In the upstairs hall, Origamibiro performed a peaceful, meditative opening set, blending looped effects and acoustic instruments with impressionistic visuals, and using contemporary techniques to evoke dream-like memories of a forgotten past. Sepia photographs merged into the decaying pages of old books; an ancient typewriter hammered out disconnected phrases onto a split screen. It was an oasis of calm in an otherwise riotous night.
Up from London, The City Shanty Band took to the stage in masks with Mickey Mouse ears. “We don’t know whether we’re mice or rats”, they confessed, before lurching into a boisterous set of sea-shanties that pitted nine lusty male voices against drums and occasional accordion. With arms thrown around each other’s shoulders, they stomped and clapped and roared, goading the hall into life. The set ended with a stage invasion, the drums growing ever faster as the singers roared their final battle cry: “all for beer and tobacco!”
With each successive performance, The Invisible Orchestra grows larger, and less invisible. They’re up to 42 players now, with an 11-piece brass section, a 13-piece choir, and a line-up which – as this paper has said before – makes Jools Holland’s Rhythm and Blues Orchestra look like a skiffle band. In logistical terms alone, it’s a phenomenal achievement.
After a slow-building instrumental overture, choir leader Rachel Foster stepped forward for the first guest vocal of the night – not that many in the audience would have known this, as none of the singers were introduced by name. She was succeeded by reggae legend Percydread, whose leg injury proved no barrier to a storming rendition of War.
By this stage, half the audience were on their feet.
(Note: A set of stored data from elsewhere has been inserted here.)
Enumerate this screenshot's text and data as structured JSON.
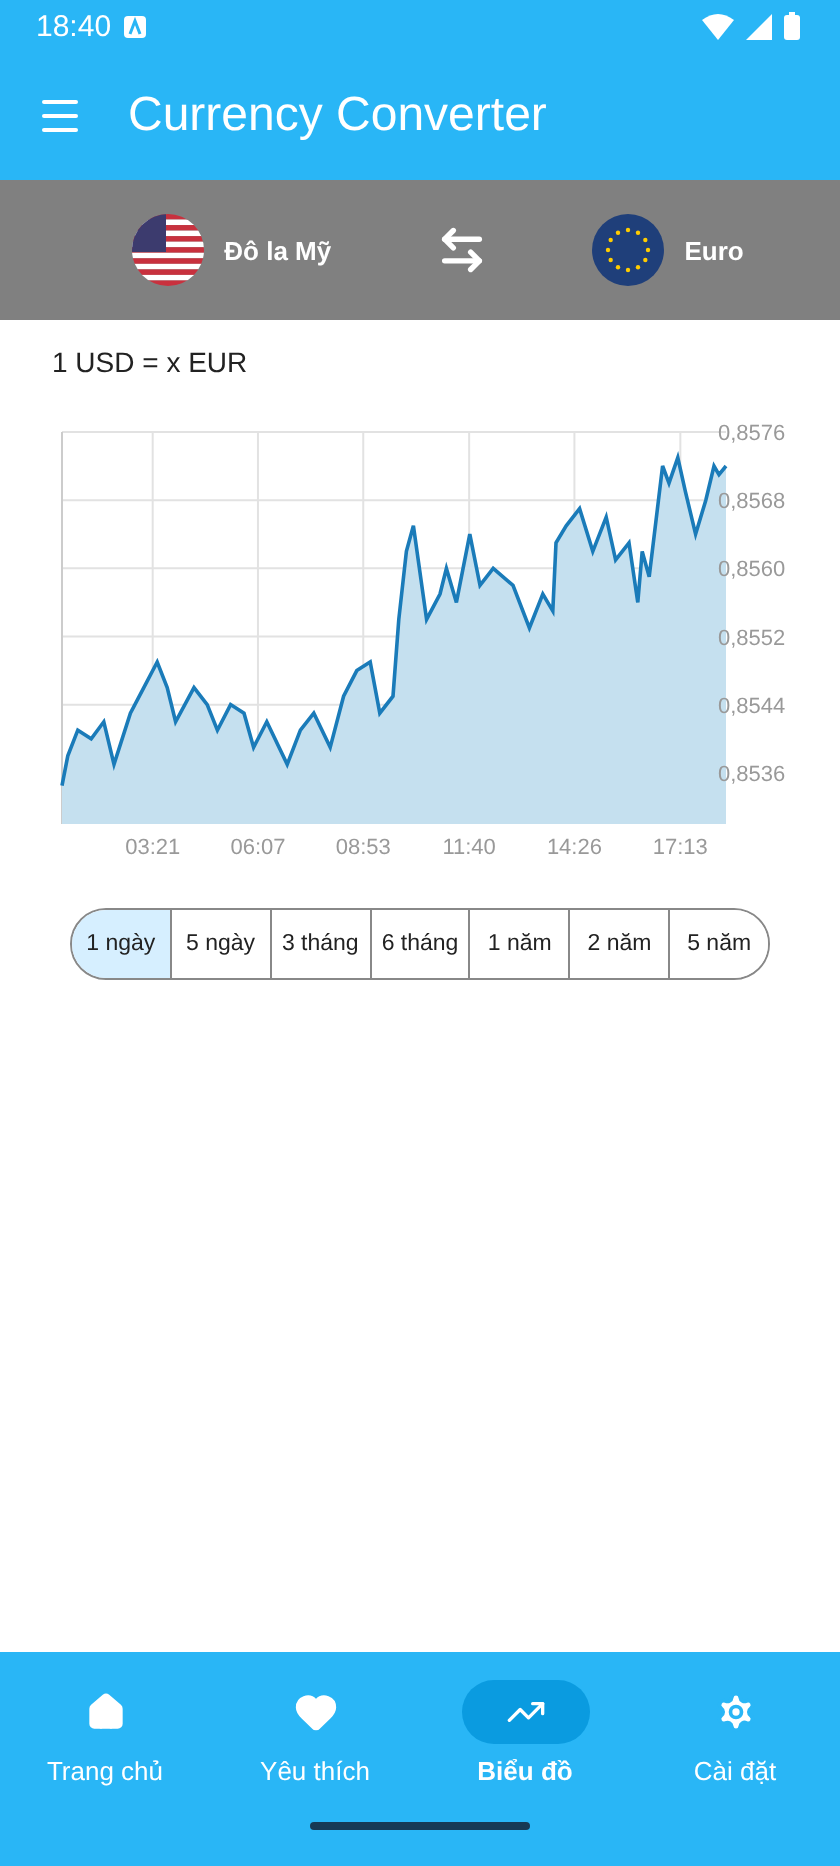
{
  "status_bar": {
    "time": "18:40"
  },
  "app_bar": {
    "title": "Currency Converter"
  },
  "currency_pair": {
    "from": {
      "name": "Đô la Mỹ"
    },
    "to": {
      "name": "Euro"
    }
  },
  "rate_label": "1 USD = x EUR",
  "chart": {
    "chart_data": {
      "type": "area",
      "grid": true,
      "xlim": [
        58,
        1105
      ],
      "ylim": [
        0.853,
        0.8576
      ],
      "xticks": [
        {
          "value": 201,
          "label": "03:21"
        },
        {
          "value": 367,
          "label": "06:07"
        },
        {
          "value": 533,
          "label": "08:53"
        },
        {
          "value": 700,
          "label": "11:40"
        },
        {
          "value": 866,
          "label": "14:26"
        },
        {
          "value": 1033,
          "label": "17:13"
        }
      ],
      "yticks": [
        {
          "value": 0.8536,
          "label": "0,8536"
        },
        {
          "value": 0.8544,
          "label": "0,8544"
        },
        {
          "value": 0.8552,
          "label": "0,8552"
        },
        {
          "value": 0.856,
          "label": "0,8560"
        },
        {
          "value": 0.8568,
          "label": "0,8568"
        },
        {
          "value": 0.8576,
          "label": "0,8576"
        }
      ],
      "x": [
        58,
        67,
        83,
        104,
        124,
        140,
        166,
        187,
        208,
        224,
        237,
        266,
        287,
        303,
        324,
        345,
        360,
        381,
        413,
        434,
        455,
        481,
        502,
        523,
        544,
        559,
        580,
        589,
        601,
        612,
        633,
        654,
        664,
        680,
        701,
        717,
        738,
        769,
        795,
        816,
        832,
        837,
        853,
        874,
        895,
        916,
        931,
        952,
        966,
        973,
        984,
        1005,
        1015,
        1029,
        1041,
        1057,
        1073,
        1086,
        1094,
        1105
      ],
      "series": [
        {
          "color": "#1a7bb9",
          "values": [
            0.85345,
            0.8538,
            0.8541,
            0.854,
            0.8542,
            0.8537,
            0.8543,
            0.8546,
            0.8549,
            0.8546,
            0.8542,
            0.8546,
            0.8544,
            0.8541,
            0.8544,
            0.8543,
            0.8539,
            0.8542,
            0.8537,
            0.8541,
            0.8543,
            0.8539,
            0.8545,
            0.8548,
            0.8549,
            0.8543,
            0.8545,
            0.8554,
            0.8562,
            0.8565,
            0.8554,
            0.8557,
            0.856,
            0.8556,
            0.8564,
            0.8558,
            0.856,
            0.8558,
            0.8553,
            0.8557,
            0.8555,
            0.8563,
            0.8565,
            0.8567,
            0.8562,
            0.8566,
            0.8561,
            0.8563,
            0.8556,
            0.8562,
            0.8559,
            0.8572,
            0.857,
            0.8573,
            0.8569,
            0.8564,
            0.8568,
            0.8572,
            0.8571,
            0.8572
          ]
        }
      ]
    }
  },
  "ranges": [
    {
      "label": "1 ngày",
      "selected": true
    },
    {
      "label": "5 ngày",
      "selected": false
    },
    {
      "label": "3 tháng",
      "selected": false
    },
    {
      "label": "6 tháng",
      "selected": false
    },
    {
      "label": "1 năm",
      "selected": false
    },
    {
      "label": "2 năm",
      "selected": false
    },
    {
      "label": "5 năm",
      "selected": false
    }
  ],
  "bottom_nav": [
    {
      "kind": "home",
      "label": "Trang chủ",
      "selected": false
    },
    {
      "kind": "favorites",
      "label": "Yêu thích",
      "selected": false
    },
    {
      "kind": "chart",
      "label": "Biểu đồ",
      "selected": true
    },
    {
      "kind": "settings",
      "label": "Cài đặt",
      "selected": false
    }
  ]
}
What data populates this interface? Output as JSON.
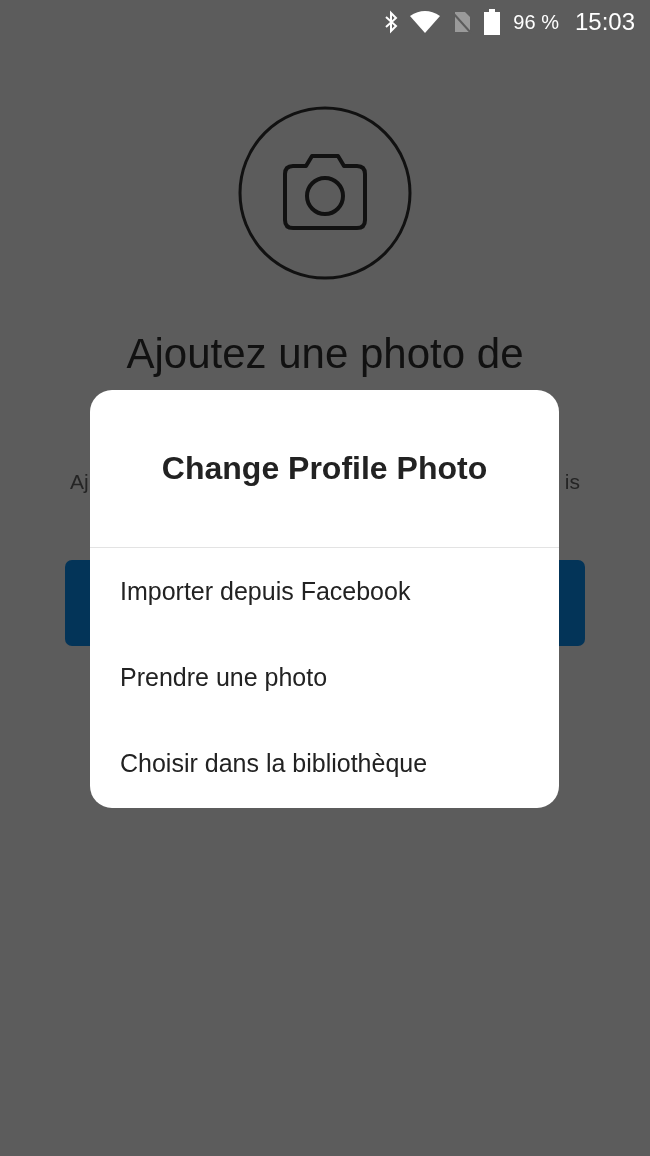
{
  "status_bar": {
    "battery": "96 %",
    "time": "15:03"
  },
  "screen": {
    "heading": "Ajoutez une photo de",
    "subtitle_left": "Aj",
    "subtitle_right": "is"
  },
  "dialog": {
    "title": "Change Profile Photo",
    "options": [
      "Importer depuis Facebook",
      "Prendre une photo",
      "Choisir dans la bibliothèque"
    ]
  }
}
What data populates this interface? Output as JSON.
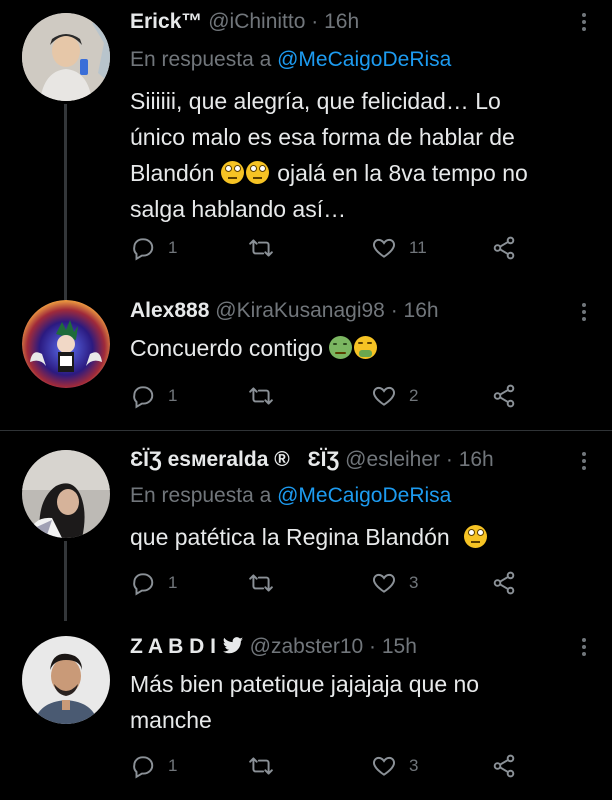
{
  "tweets": [
    {
      "name": "Erick™",
      "handle": "@iChinitto",
      "time": "16h",
      "reply_prefix": "En respuesta a",
      "reply_to": "@MeCaigoDeRisa",
      "text_lines": [
        "Siiiiii, que alegría, que felicidad… Lo",
        "único malo es esa forma de hablar de",
        "Blandón",
        "ojalá en la 8va tempo no",
        "salga hablando así…"
      ],
      "replies": "1",
      "retweets": "",
      "likes": "11"
    },
    {
      "name": "Alex888",
      "handle": "@KiraKusanagi98",
      "time": "16h",
      "text": "Concuerdo contigo",
      "replies": "1",
      "retweets": "",
      "likes": "2"
    },
    {
      "name": "ƐЇƷ esмeralda ®",
      "name_suffix": "ƐЇƷ",
      "handle": "@esleiher",
      "time": "16h",
      "reply_prefix": "En respuesta a",
      "reply_to": "@MeCaigoDeRisa",
      "text": "que patética la Regina Blandón",
      "replies": "1",
      "retweets": "",
      "likes": "3"
    },
    {
      "name": "Z A B D I",
      "handle": "@zabster10",
      "time": "15h",
      "text_lines": [
        "Más bien patetique jajajaja que no",
        "manche"
      ],
      "replies": "1",
      "retweets": "",
      "likes": "3"
    }
  ],
  "separator": "·",
  "icons": [
    "reply-icon",
    "retweet-icon",
    "like-icon",
    "share-icon",
    "more-icon",
    "twitter-bird-icon",
    "eye-roll-emoji",
    "nauseated-emoji",
    "vomit-emoji"
  ],
  "colors": {
    "background": "#000000",
    "text": "#e7e9ea",
    "secondary": "#71767b",
    "accent": "#1d9bf0"
  }
}
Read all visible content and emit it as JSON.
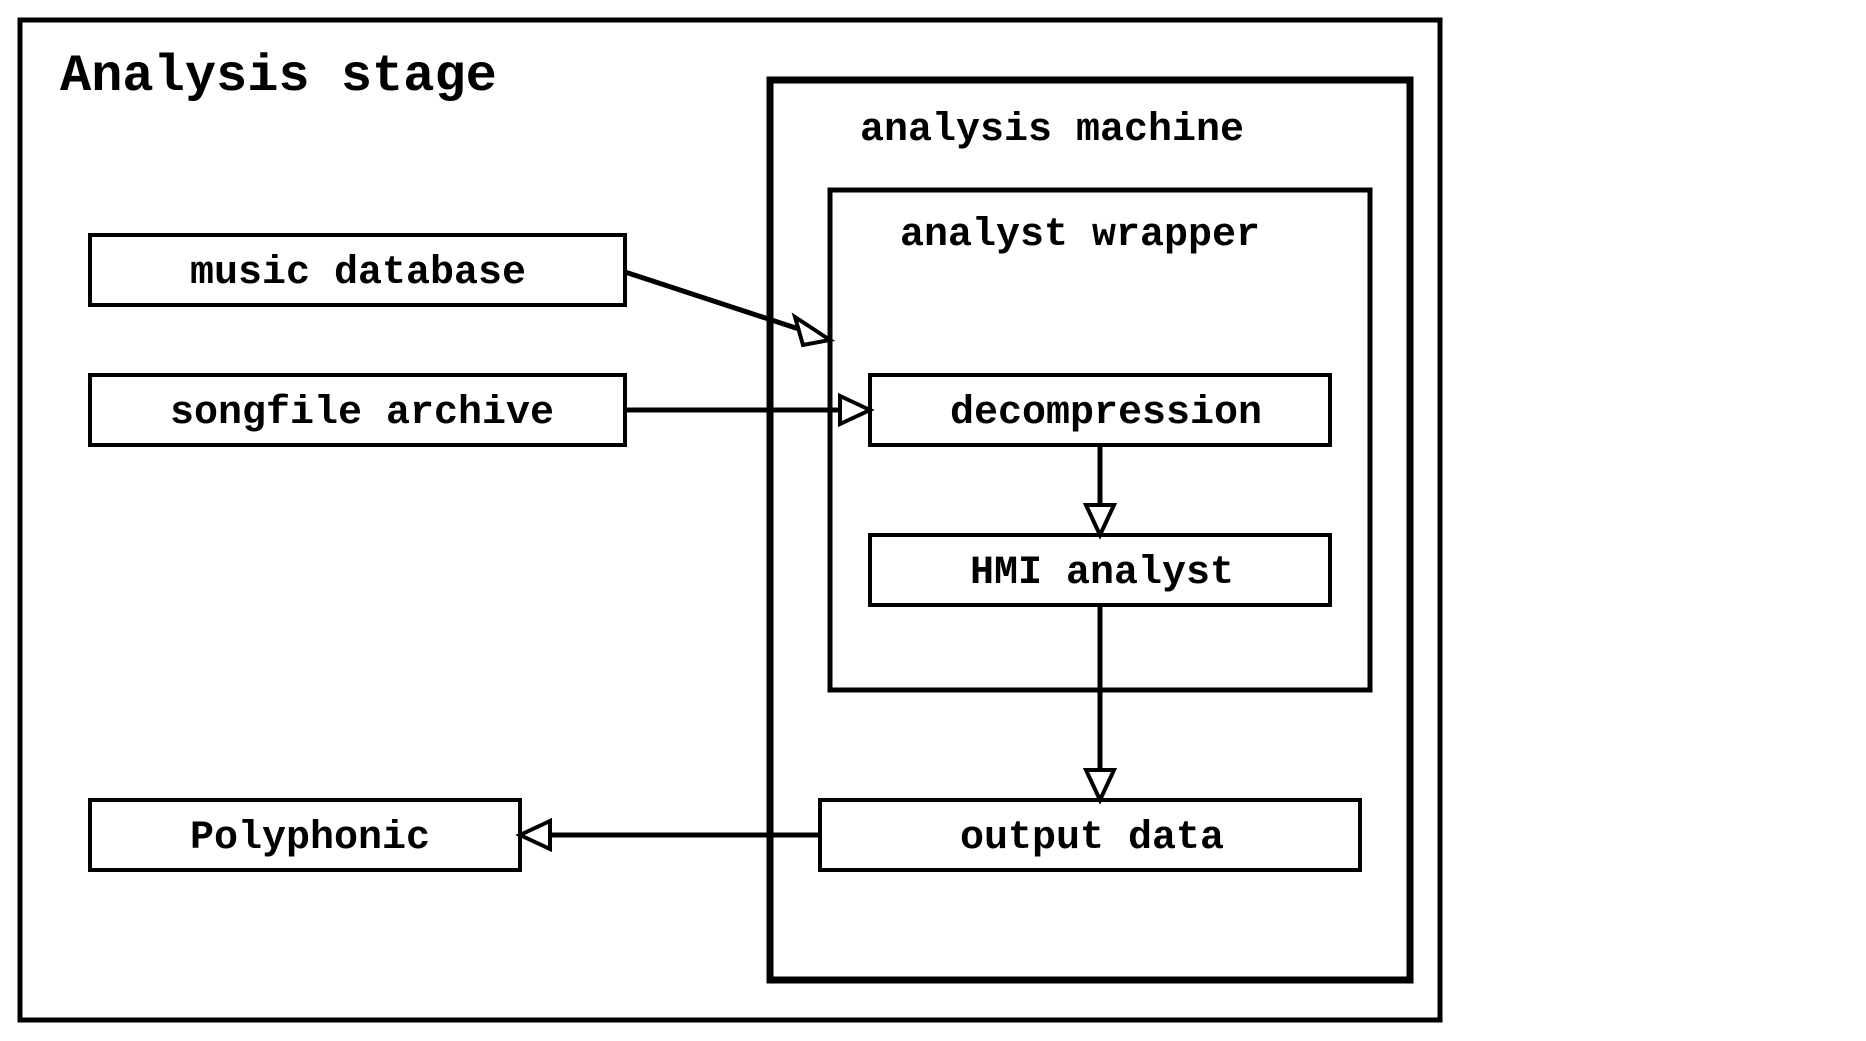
{
  "diagram": {
    "title": "Analysis stage",
    "analysis_machine": {
      "label": "analysis machine",
      "analyst_wrapper": {
        "label": "analyst wrapper",
        "decompression": "decompression",
        "hmi_analyst": "HMI analyst"
      },
      "output_data": "output data"
    },
    "left": {
      "music_database": "music database",
      "songfile_archive": "songfile archive",
      "polyphonic": "Polyphonic"
    },
    "edges": [
      {
        "from": "music_database",
        "to": "analyst_wrapper",
        "direction": "right"
      },
      {
        "from": "songfile_archive",
        "to": "decompression",
        "direction": "right"
      },
      {
        "from": "decompression",
        "to": "hmi_analyst",
        "direction": "down"
      },
      {
        "from": "hmi_analyst",
        "to": "output_data",
        "direction": "down"
      },
      {
        "from": "output_data",
        "to": "polyphonic",
        "direction": "left"
      }
    ]
  }
}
Following Ed Bannard’s slow-burning Into The Arms Of The Night, a crazed percussion duet between band leader James Waring and Sabar Soundsystem’s Mikey Davis brought the other half to their feet, ready for Hannah Heartshape’s electrifying No Time Like The Present. By the end of the song, the aisles and the front of the stage were packed with dancers. The Albert Hall probably hadn’t seen anything like it since The Rolling Stones played there in 1964.
Other star performers included Emilios Georgiou-Pavli from Nottingham’s Hallouminati, who led the band with his bazouki, and a startlingly dapper MC $pyda, who drew on his dancehall roots for a reggae-soul workout.
Despite being marred by a terrible, soupy sound mix, which rendered the string section and the choir literally inaudible and blurred much of the percussion and keyboards, this was a spectacular performance, which succeeded in provoking unforgettable scenes of the most elegant mayhem.